La France est touchée pour la première fois par des attentats suicides sur son territoire. Que pensez-vous de ce mode opératoire et quel est selon vous le portrait de ces terroristes?
Ces terroristes sont de véritables «bombes humaines». Ils utilisent des méthodes barbares et sans aucune limite. Ces groupes criminels sont généralement plus entraînés et vont exécuter des actes de grande ampleur comme nous l’avons vu, il y a quelques jours. Ces passages à l’acte ont semé la terreur dans l’opinion publique. C’est du terrorisme suicidaire qui est l’une des formes les plus agressives car, le terroriste n’a plus rien à perdre. Même s’il ne représente que 3% des attentats commis, les pertes humaines ont été très graves ces derniers jours. Le but était de faire le plus de morts et de blessés possibles. Ils avaient une mission dont, l’issue était connue à l’avance. Ils n’espéraient pas survivre à cette attaque. Leur but était de frapper fort et d’attirer l’attention. Pour les événements de la semaine dernière il est trop tôt pour définir le type de terroriste.
Ces nouveaux attentats posent la question des cellules dormantes présentes à l’intérieur de notre territoire.
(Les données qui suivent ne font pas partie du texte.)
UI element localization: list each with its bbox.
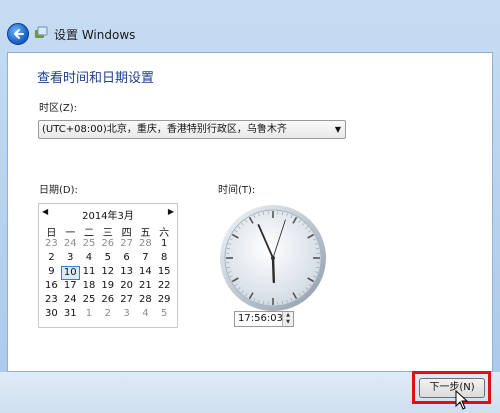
calendar-day[interactable]: 30 (42, 308, 61, 322)
calendar-day[interactable]: 17 (61, 280, 80, 294)
calendar-day[interactable]: 4 (136, 308, 155, 322)
clock-hour-hand (271, 256, 276, 284)
calendar-day[interactable]: 16 (42, 280, 61, 294)
calendar-header: 2014年3月 ◀ ▶ (39, 207, 177, 222)
calendar-day[interactable]: 23 (42, 294, 61, 308)
calendar-day[interactable]: 20 (117, 280, 136, 294)
calendar-grid: 日一二三四五六 23 24 25 26 27 28 1 2 3 4 5 6 7 8 9 10 11 12 13 14 15… (42, 224, 174, 322)
back-arrow-icon (14, 29, 24, 39)
weekday-header: 日 (46, 228, 57, 239)
date-label: 日期(D): (39, 185, 78, 196)
calendar-day[interactable]: 6 (117, 252, 136, 266)
windows-setup-icon (35, 26, 48, 38)
calendar-day[interactable]: 28 (136, 238, 155, 252)
calendar-day[interactable]: 26 (98, 238, 117, 252)
calendar-day[interactable]: 4 (80, 252, 99, 266)
calendar-day[interactable]: 22 (155, 280, 174, 294)
calendar-day[interactable]: 25 (80, 294, 99, 308)
calendar-day[interactable]: 5 (98, 252, 117, 266)
time-label: 时间(T): (218, 185, 256, 196)
calendar-day[interactable]: 9 (42, 266, 61, 280)
weekday-header: 一 (65, 228, 76, 239)
calendar-day[interactable]: 24 (61, 294, 80, 308)
calendar-day[interactable]: 15 (155, 266, 174, 280)
page-title: 查看时间和日期设置 (37, 71, 155, 86)
timezone-selected-value: (UTC+08:00)北京，重庆，香港特别行政区，乌鲁木齐 (42, 124, 287, 135)
calendar-day[interactable]: 26 (98, 294, 117, 308)
highlight-box (412, 371, 491, 404)
main-panel: 查看时间和日期设置 时区(Z): (UTC+08:00)北京，重庆，香港特别行政… (7, 52, 493, 372)
weekday-header: 六 (159, 228, 170, 239)
calendar-day[interactable]: 25 (80, 238, 99, 252)
calendar-day[interactable]: 8 (155, 252, 174, 266)
calendar-day[interactable]: 7 (136, 252, 155, 266)
calendar-day[interactable]: 14 (136, 266, 155, 280)
calendar-day[interactable]: 5 (155, 308, 174, 322)
calendar-day[interactable]: 1 (80, 308, 99, 322)
calendar-day[interactable]: 13 (117, 266, 136, 280)
dropdown-arrow-icon: ▼ (334, 125, 341, 134)
title-bar: 设置 Windows (0, 18, 500, 52)
calendar-day[interactable]: 1 (155, 238, 174, 252)
calendar-day[interactable]: 12 (98, 266, 117, 280)
calendar-day[interactable]: 19 (98, 280, 117, 294)
time-spinner[interactable]: 17:56:03 ▲ ▼ (234, 311, 294, 327)
calendar-day[interactable]: 24 (61, 238, 80, 252)
calendar-day[interactable]: 2 (98, 308, 117, 322)
calendar-day[interactable]: 21 (136, 280, 155, 294)
spin-down-icon[interactable]: ▼ (283, 319, 293, 326)
spin-up-icon[interactable]: ▲ (283, 312, 293, 319)
calendar-day[interactable]: 11 (80, 266, 99, 280)
mouse-pointer-icon (455, 390, 469, 410)
calendar-day[interactable]: 27 (117, 238, 136, 252)
analog-clock-icon (220, 205, 326, 311)
prev-month-arrow-icon[interactable]: ◀ (42, 207, 48, 216)
next-month-arrow-icon[interactable]: ▶ (168, 207, 174, 216)
weekday-header: 五 (140, 228, 151, 239)
timezone-label: 时区(Z): (39, 103, 78, 114)
calendar-day[interactable]: 23 (42, 238, 61, 252)
time-input[interactable]: 17:56:03 (238, 313, 283, 324)
weekday-header: 二 (83, 228, 94, 239)
timezone-select[interactable]: (UTC+08:00)北京，重庆，香港特别行政区，乌鲁木齐 ▼ (38, 120, 346, 139)
weekday-header: 三 (102, 228, 113, 239)
calendar-day-selected[interactable]: 10 (60, 266, 80, 280)
calendar-day[interactable]: 31 (61, 308, 80, 322)
calendar-month-title: 2014年3月 (82, 211, 134, 222)
calendar-day[interactable]: 27 (117, 294, 136, 308)
window-title: 设置 Windows (54, 28, 136, 42)
calendar-day[interactable]: 3 (61, 252, 80, 266)
calendar-day[interactable]: 29 (155, 294, 174, 308)
time-spin-buttons: ▲ ▼ (282, 312, 293, 326)
setup-window: 设置 Windows 查看时间和日期设置 时区(Z): (UTC+08:00)北… (0, 0, 500, 413)
back-button[interactable] (7, 23, 29, 45)
calendar: 2014年3月 ◀ ▶ 日一二三四五六 23 24 25 26 27 28 1 2 3 4 5 6 7 8 9… (38, 203, 178, 328)
calendar-day[interactable]: 3 (117, 308, 136, 322)
calendar-day[interactable]: 2 (42, 252, 61, 266)
weekday-header: 四 (121, 228, 132, 239)
calendar-day[interactable]: 18 (80, 280, 99, 294)
calendar-day[interactable]: 28 (136, 294, 155, 308)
Que pouvez-vous en dire ?
Je pense que l’on peut réellement se demander si, c’était l’activation d’une cellule dormante ou un groupement de personnes formé pour cette mission. En effet, il faut avant tout rappeler ce que nous entendons par «cellules dormantes». Ce sont des agents formés de manière spécifique soit dans leur pays d’origine, soit dans un camps d’entraînement étranger. Il faut savoir que c’est l’une des tactiques les plus insidieuses des terroristes. Ce sont des agents qui peuvent passer des années sans commettre de passage à l’acte. Ils se fondent dans la masse, totalement intégrés dans la société et qui généralement agissent sans éveiller de soupçon. Néanmoins, je pense qu’il faut laisser plus de temps à l’enquête pour avancer sur le sujet. Il est trop tôt pour le dire. Je pense qu’il faut rester prudent dans l’analyse des faits constatés.
Ces actes ne sont-ils pas symboliques ?
En effet, par ces attaques, les terroristes veulent nous faire peur. Ils veulent de la même façon punir et remettre en cause le système étatique français et leurs décisions; notre capacité à nous protéger. Je ne pense pas que ces attaques ont été opérées par hasard. Tout cela est, à mon sens, issu d’une stratégie bien ciblée et réfléchie à l’avance. C’était une opportunité pour eux de montrer qu’ils peuvent encore agir, intimider et porter la peur au plus grand nombre. Tout est assez symbolique dans ces attaques. Le choix du vendredi est tout d’abord symbolique. C’est un vendredi 13 et c’est également le vendredi, jour de prière et de rassemblement des musulmans. Le match France – Allemagne avec la présence de notre Président François Hollande, un concert de rock américain au Bataclan qui d’après leur récent communiqué de revendication, des djihadistes seraient selon leurs termes «une fête de perversité». On peut très bien imaginer aussi que les attaques dans les terrasses de restaurant leur permettaient de faire diversion. Il est en effet possible que les terroristes aient voulu éparpiller les forces de l’ordre pour que leur autorité diminue. Se disperser pour mieux régner, tel était peut être leur mot d’ordre. Ces actes terroristes, comme ceux de janvier, semblent de toute évidence s’inscrire dans cette immense spirale infernale du djihadisme international qui nous touche tous aujourd’hui.